Главная улица Солнцеграда, Царская Дорога, прямым лучом пересекала весь город от Царской Лощади до окружной стены. Освещенные высокими фонарями с огненными чашами белокаменные терема были украшены игрушками и еловыми веточками. Ставни большинства окон были открыты, и стекла светились теплым светом горевших очагов. Искрился хрустящий снег, и сладко пахло пряностями. Ряженые стучались в двери домов, пели колядки и принимали дары: хлеб, сладости и сушеные фрукты. Уличные артисты играли на лютнях, скрипках и кугиклах; танцевали с огнем и разыгрывали представления.
- Ну что, начнем? – спросила Румяна царевну, подпрыгивая от нетерпения. Злата согласно кивнула, и три подружки поднялись на крыльцо ближайшего дома.

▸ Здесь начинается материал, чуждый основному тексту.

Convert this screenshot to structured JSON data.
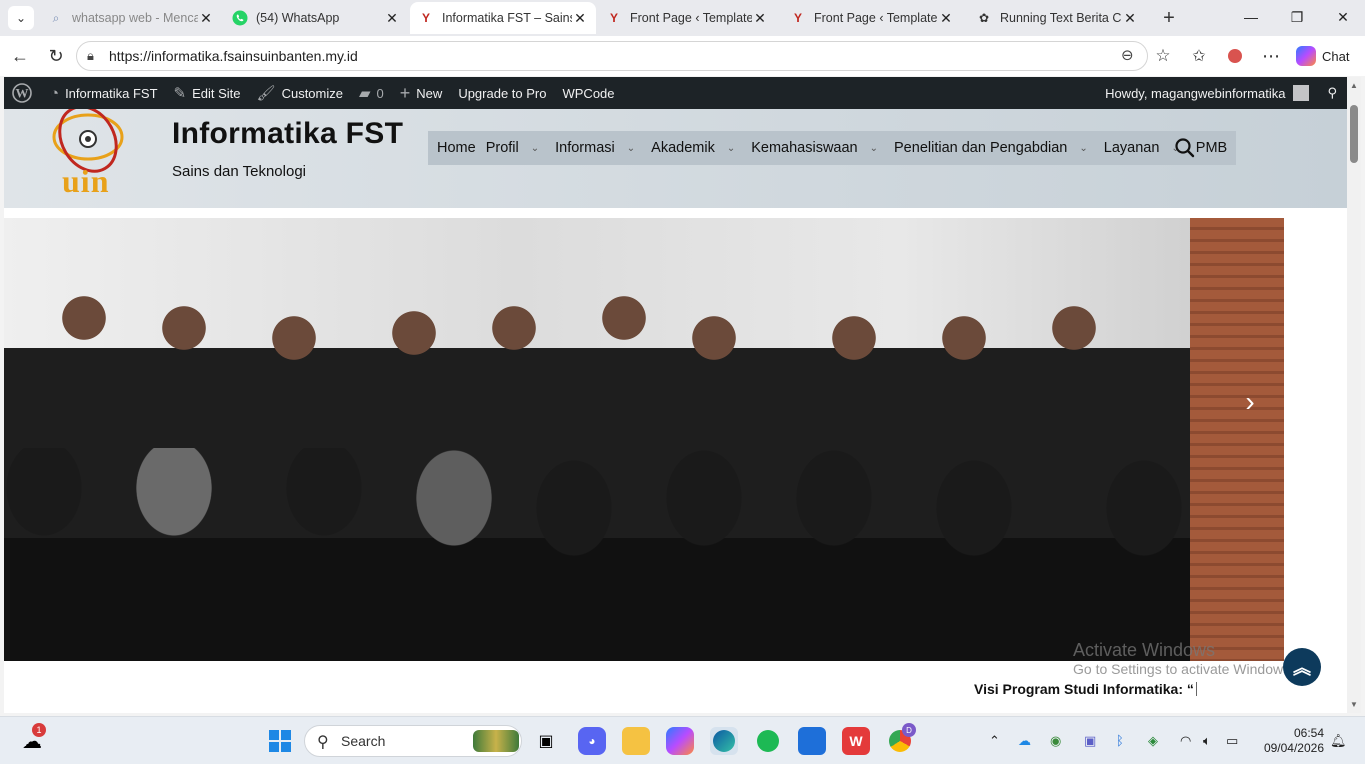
{
  "browser": {
    "tabs": [
      {
        "title": "whatsapp web - Mencari",
        "icon": "search-icon"
      },
      {
        "title": "(54) WhatsApp",
        "icon": "whatsapp-icon"
      },
      {
        "title": "Informatika FST – Sains d",
        "icon": "site-favicon-icon",
        "active": true
      },
      {
        "title": "Front Page ‹ Template ‹ I",
        "icon": "site-favicon-icon"
      },
      {
        "title": "Front Page ‹ Template ‹ I",
        "icon": "site-favicon-icon"
      },
      {
        "title": "Running Text Berita CSS",
        "icon": "chatgpt-icon"
      }
    ],
    "url": "https://informatika.fsainsuinbanten.my.id",
    "chat_label": "Chat"
  },
  "wp_admin_bar": {
    "site_name": "Informatika FST",
    "edit_site": "Edit Site",
    "customize": "Customize",
    "comments_count": "0",
    "new_label": "New",
    "upgrade": "Upgrade to Pro",
    "wpcode": "WPCode",
    "howdy": "Howdy, magangwebinformatika"
  },
  "site": {
    "title": "Informatika FST",
    "tagline": "Sains dan Teknologi",
    "logo_text": "uin",
    "nav": [
      {
        "label": "Home",
        "has_dropdown": false
      },
      {
        "label": "Profil",
        "has_dropdown": true
      },
      {
        "label": "Informasi",
        "has_dropdown": true
      },
      {
        "label": "Akademik",
        "has_dropdown": true
      },
      {
        "label": "Kemahasiswaan",
        "has_dropdown": true
      },
      {
        "label": "Penelitian dan Pengabdian",
        "has_dropdown": true
      },
      {
        "label": "Layanan",
        "has_dropdown": true
      },
      {
        "label": "PMB",
        "has_dropdown": false
      }
    ],
    "ticker_text": "Visi Program Studi Informatika: “"
  },
  "windows_notice": {
    "title": "Activate Windows",
    "subtitle": "Go to Settings to activate Windows."
  },
  "taskbar": {
    "search_placeholder": "Search",
    "weather_badge": "1",
    "profile_badge": "D",
    "time": "06:54",
    "date": "09/04/2026"
  },
  "colors": {
    "wp_bar": "#1d2327",
    "nav_bg": "#b9c3cb",
    "back_to_top": "#0d3a5c",
    "logo_red": "#c0271f",
    "logo_gold": "#e8a11a"
  }
}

Девочки стали окликать хозяев. Дверь открыла служанка, которая, завидев колядующих, тут же позвала хозяев дома. Когда хозяева с детьми вышли на крыльцо, царевна обратилась к вышедшим с просьбой разрешить колядовать. Те радушно согласились. Злата и Румяна стали петь, а Снежана - играть им на жалейке.
Пришла Пора Бога Мора,
Но мы не отворим врата!
Мы будем праздновать,
Мы будем петь до утра!
Нарядимся мы птицею,
Нарядимся лисицею,
И Дух Темный не узнает нас,
И Дух Темный не увидит нас!
Дай, Сварог, тому, кто в этом дому.
Всем людям добрым желаем:
Злата, серебра,
Пышных пирогов,
Мягоньких блинов!
Коли песни наши славны,
А наряды наши – забавны,
Коли мы по сердцу Вам,
Господин, господа,
Господинова жена!
Двери отворите
И нас одарите!
Пирогом, калачом
Или чем-нибудь еще!
Девочки закончили петь, и хозяева дома, радостно засмеявшись, положили в их мешок угощение.

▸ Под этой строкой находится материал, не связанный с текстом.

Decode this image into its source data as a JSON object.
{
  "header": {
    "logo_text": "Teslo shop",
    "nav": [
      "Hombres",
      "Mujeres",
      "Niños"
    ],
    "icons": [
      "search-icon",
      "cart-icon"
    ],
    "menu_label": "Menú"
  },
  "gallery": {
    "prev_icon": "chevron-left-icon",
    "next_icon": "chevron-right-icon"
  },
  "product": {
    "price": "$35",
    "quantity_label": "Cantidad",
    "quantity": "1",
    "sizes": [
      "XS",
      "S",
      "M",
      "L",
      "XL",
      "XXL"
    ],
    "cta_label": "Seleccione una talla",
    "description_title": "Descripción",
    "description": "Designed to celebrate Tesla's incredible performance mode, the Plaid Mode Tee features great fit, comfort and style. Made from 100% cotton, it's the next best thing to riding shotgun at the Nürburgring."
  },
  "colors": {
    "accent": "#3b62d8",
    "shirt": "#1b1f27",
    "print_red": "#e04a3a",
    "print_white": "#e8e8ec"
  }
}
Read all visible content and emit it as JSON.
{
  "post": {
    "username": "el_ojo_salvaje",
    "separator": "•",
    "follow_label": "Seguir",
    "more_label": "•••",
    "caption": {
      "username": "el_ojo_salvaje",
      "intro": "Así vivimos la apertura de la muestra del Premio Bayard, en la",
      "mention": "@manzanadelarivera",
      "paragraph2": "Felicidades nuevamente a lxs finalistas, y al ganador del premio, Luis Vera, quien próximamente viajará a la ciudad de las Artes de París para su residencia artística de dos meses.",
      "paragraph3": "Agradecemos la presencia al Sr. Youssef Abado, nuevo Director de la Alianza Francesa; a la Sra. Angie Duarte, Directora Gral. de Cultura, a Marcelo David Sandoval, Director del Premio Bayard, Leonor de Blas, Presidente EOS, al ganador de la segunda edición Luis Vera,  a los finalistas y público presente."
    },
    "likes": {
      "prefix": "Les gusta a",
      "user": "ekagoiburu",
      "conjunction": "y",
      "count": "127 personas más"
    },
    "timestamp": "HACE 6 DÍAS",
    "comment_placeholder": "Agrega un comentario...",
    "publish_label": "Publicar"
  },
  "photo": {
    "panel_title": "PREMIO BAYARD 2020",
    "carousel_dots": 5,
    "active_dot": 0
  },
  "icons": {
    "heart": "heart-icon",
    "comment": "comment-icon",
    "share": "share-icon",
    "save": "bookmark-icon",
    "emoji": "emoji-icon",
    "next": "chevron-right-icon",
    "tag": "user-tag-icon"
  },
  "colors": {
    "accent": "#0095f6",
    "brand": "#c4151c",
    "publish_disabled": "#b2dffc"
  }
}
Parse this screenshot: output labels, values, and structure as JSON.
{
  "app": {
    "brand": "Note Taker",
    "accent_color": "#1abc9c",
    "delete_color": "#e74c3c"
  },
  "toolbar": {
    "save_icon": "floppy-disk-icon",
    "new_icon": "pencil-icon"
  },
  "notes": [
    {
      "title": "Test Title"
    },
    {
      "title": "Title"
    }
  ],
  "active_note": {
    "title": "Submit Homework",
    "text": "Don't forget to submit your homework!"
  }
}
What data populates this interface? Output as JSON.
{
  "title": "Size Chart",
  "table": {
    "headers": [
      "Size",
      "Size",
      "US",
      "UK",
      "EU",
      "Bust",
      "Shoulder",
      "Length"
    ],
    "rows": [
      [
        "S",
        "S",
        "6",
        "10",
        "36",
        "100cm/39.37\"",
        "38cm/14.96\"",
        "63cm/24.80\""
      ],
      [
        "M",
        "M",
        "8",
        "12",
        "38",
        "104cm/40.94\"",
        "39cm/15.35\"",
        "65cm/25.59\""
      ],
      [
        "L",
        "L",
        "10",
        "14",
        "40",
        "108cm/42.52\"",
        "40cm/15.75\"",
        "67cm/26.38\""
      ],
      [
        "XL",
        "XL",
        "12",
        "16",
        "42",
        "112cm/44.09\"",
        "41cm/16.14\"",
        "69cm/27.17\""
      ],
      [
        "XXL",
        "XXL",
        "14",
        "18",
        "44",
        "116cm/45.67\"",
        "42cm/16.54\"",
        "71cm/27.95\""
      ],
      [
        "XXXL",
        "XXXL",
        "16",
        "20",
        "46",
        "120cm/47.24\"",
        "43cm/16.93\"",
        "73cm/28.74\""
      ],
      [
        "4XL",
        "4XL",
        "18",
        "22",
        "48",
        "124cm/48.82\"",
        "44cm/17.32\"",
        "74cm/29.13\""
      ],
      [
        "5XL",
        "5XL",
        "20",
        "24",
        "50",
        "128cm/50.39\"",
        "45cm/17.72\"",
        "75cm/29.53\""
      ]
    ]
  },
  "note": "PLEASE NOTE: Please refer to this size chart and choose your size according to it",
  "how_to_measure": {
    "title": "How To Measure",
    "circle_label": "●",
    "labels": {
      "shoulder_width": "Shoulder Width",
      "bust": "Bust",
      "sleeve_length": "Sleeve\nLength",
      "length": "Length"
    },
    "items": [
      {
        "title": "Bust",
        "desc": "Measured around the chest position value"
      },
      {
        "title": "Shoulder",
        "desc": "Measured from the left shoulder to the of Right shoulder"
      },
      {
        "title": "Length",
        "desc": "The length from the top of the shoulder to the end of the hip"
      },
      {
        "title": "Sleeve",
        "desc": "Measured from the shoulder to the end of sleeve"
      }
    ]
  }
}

Так, переходя от дома к дому, три подружки спускались вниз по Царской Дороге, полной радостного гуляющего люда. Несколько раз девочки останавливались смотреть, как ряженые артисты показывают фокусы с огнем. Факиры танцевали с золотым, горячим огнем, а не с волхвовским огнем-Сварожичем. Девочки, пораженные зрелищем, радостно хлопали в ладоши и опускали в шапки, которые артисты положили на землю, угощение. Посмотрев на артистов и отдохнув от песен, девочки вновь шли колядовать.

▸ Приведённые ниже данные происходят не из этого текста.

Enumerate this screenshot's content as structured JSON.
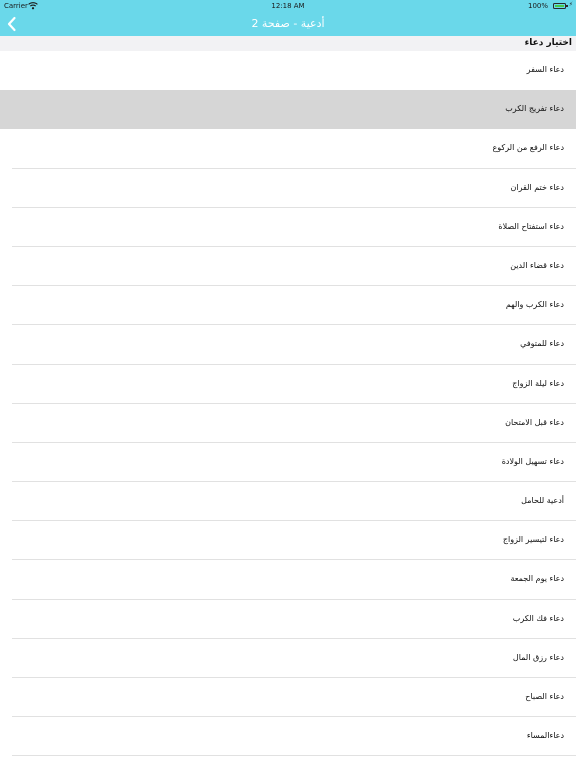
{
  "status_bar": {
    "carrier": "Carrier",
    "time": "12:18 AM",
    "battery_percent": "100%",
    "battery_level": 1.0,
    "icons": [
      "wifi-icon",
      "battery-icon",
      "charging-bolt-icon"
    ]
  },
  "nav_bar": {
    "title": "أدعية - صفحة 2",
    "back_icon": "chevron-left-icon",
    "background_color": "#6ad8ea"
  },
  "section": {
    "title": "اختيار دعاء"
  },
  "list": {
    "selected_index": 1,
    "items": [
      "دعاء السفر",
      "دعاء تفريج الكرب",
      "دعاء الرفع من الركوع",
      "دعاء ختم القران",
      "دعاء استفتاح الصلاة",
      "دعاء قضاء الدين",
      "دعاء الكرب والهم",
      "دعاء للمتوفي",
      "دعاء ليلة الزواج",
      "دعاء قبل الامتحان",
      "دعاء تسهيل الولادة",
      "أدعية للحامل",
      "دعاء لتيسير الزواج",
      "دعاء يوم الجمعة",
      "دعاء فك الكرب",
      "دعاء رزق المال",
      "دعاء الصباح",
      "دعاءالمساء"
    ]
  }
}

Иногда вместо царевны пела Снежана, а Злата играла на дудочке. Бывало, жалейку брала и Румяна. Пару раз радушные хозяева приглашали подруг за стол. Девочки от предложений не отказывались, кушали досыта. Когда Злата, Снежана и Румяна дошли до городской стены, девичий мешок был полон угощения, а сами колядовщики были уставшими от еды и охрипшими от песен.
- Нам еще это съесть надо, - смеясь, сказала Румяна, показывая на мешок сладостей.
Девочки расположились на скамейке во дворе, в который свернули, когда прошли всю Царскую Дорогу. Двор был образован фасадами четырех трехэтажных каменных домов. В центре двора был разбит маленький сад. Зелеными остались только невысокие, припорошённые снегом, сосенки, подле которых девочки и расположились. Между соснами плясало пламя фонаря.
- Ну уж нет, - отрицательно покачала головой Злата, снимая маску. – Я больше есть не могу.
- Да ладно тебе, - засмеялась Снежана. – Я вот – могу, - она открыла мешок, достала пряник и откусила его.
- Ты всегда можешь, - усмехнулась Румяна. – Вон, скоро сарафан твой треснет!
- На себя посмотри! – обиделась Снежана, но угощение не положила.
- Я и смотрю на себя, - вздернула носик Румяна. – Я скоро невестой стану, вот за фигурой уже слежу!
- Ага, поэтому сегодня у купчихи Людмилы столько блинов съела! – покачала головой Снежана, продолжая есть пряник. – Как пойдет по столице молва о том, сколько Румяна, дочка царского веденея, блинов ест, так сразу все женихи от тебя и разбегутся!
Румяна насупилась, уперла в бока руки, хотела, было, возразить, но Злата ее остановила.
- Тише, - одёрнула подруг царевна. – Тут кто-то есть.
Злата вглядывалась в сплетение ветвей деревьев, которые росли в дальнем углу двора, образованном стенами стоявших вплотную домов. Девочки перестали препираться и тоже стали смотреть в темноту. Злата на всякий случай вновь надела маску.
- Думаешь, за тобой слуги отца пришли? – встревоженно прошептала Снежана.
- Полоз упаси, - поежилась Злата. Царевне было страшно представить, какое наказание ждет ее за то, что она нарушила слово. Ведь Злата родителям слово дала, что дома ночью останется. Если и ругал ее отец, то только за то, что Злата свое слово могла нарушить. Даже мама такой поступок считала тяжким грехом. Но Злата ничего не могла с собой поделать.